Green roofs can be installed on existing homes, although it tends to be easier and more cost-effective on new construction. These roofs generally fall into two types: intensive and extensive. Intensive green roofs can be full-scale gardens with trees and shrubs that require intense maintenance, deeper soil layers and flat roofs. Extensive roofs usually include only herbs, grasses, mosses and drought-tolerant succulents that need little care and beds that are only a few inches deep. “A flat roof is not always a prerequisite,” says Velazquez. “If it’s a thin, vegetated cover, it can actually be highly sloped.”

Green roofs can help reduce the urban heat island effect, which results in raised temperatures in densely built areas. In addition, green roofs will last much longer than some conventional roofs, because they’re protected from ultraviolet radiation and extreme fluctuations in temperature. Another advantage is the way they manage stormwater. Green roof systems have been shown to retain 60 to 100 percent of the rainwater that hits them.
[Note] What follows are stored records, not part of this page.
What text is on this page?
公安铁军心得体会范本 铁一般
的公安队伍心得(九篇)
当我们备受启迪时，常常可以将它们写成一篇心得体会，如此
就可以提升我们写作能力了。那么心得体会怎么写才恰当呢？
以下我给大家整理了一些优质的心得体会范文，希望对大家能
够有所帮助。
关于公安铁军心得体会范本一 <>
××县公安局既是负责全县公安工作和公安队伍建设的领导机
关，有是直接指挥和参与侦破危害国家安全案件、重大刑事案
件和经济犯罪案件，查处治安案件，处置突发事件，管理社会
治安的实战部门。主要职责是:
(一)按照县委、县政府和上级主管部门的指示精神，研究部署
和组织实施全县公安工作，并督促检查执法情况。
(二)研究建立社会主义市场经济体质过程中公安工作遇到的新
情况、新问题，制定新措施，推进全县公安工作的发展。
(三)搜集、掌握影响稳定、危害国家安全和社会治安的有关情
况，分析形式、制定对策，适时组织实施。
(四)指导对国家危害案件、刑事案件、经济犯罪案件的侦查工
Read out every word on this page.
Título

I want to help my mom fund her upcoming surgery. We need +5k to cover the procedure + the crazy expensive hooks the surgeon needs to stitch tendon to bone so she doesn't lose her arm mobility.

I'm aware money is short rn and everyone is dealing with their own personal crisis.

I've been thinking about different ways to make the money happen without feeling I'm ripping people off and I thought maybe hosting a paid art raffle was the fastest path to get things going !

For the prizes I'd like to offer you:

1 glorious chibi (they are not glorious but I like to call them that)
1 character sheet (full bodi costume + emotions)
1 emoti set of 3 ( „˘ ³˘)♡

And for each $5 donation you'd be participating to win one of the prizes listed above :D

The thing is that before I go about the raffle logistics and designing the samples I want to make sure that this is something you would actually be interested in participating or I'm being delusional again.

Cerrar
The biggest disadvantage is cost. Velazquez says she has seen cost estimates as low as $9 a square foot, but notes that it’s more realistic to see costs of $18 to $20 a square foot.

It’s hard to say which trends in eco-friendly roofing design will shift from pie-in-the-sky to down-to-earth options that are available to us all. The good news is our roofing experts say the dominant trend is improving technologies that will become more cost-competitive, so we can make smart decisions for ourselves and for the environment.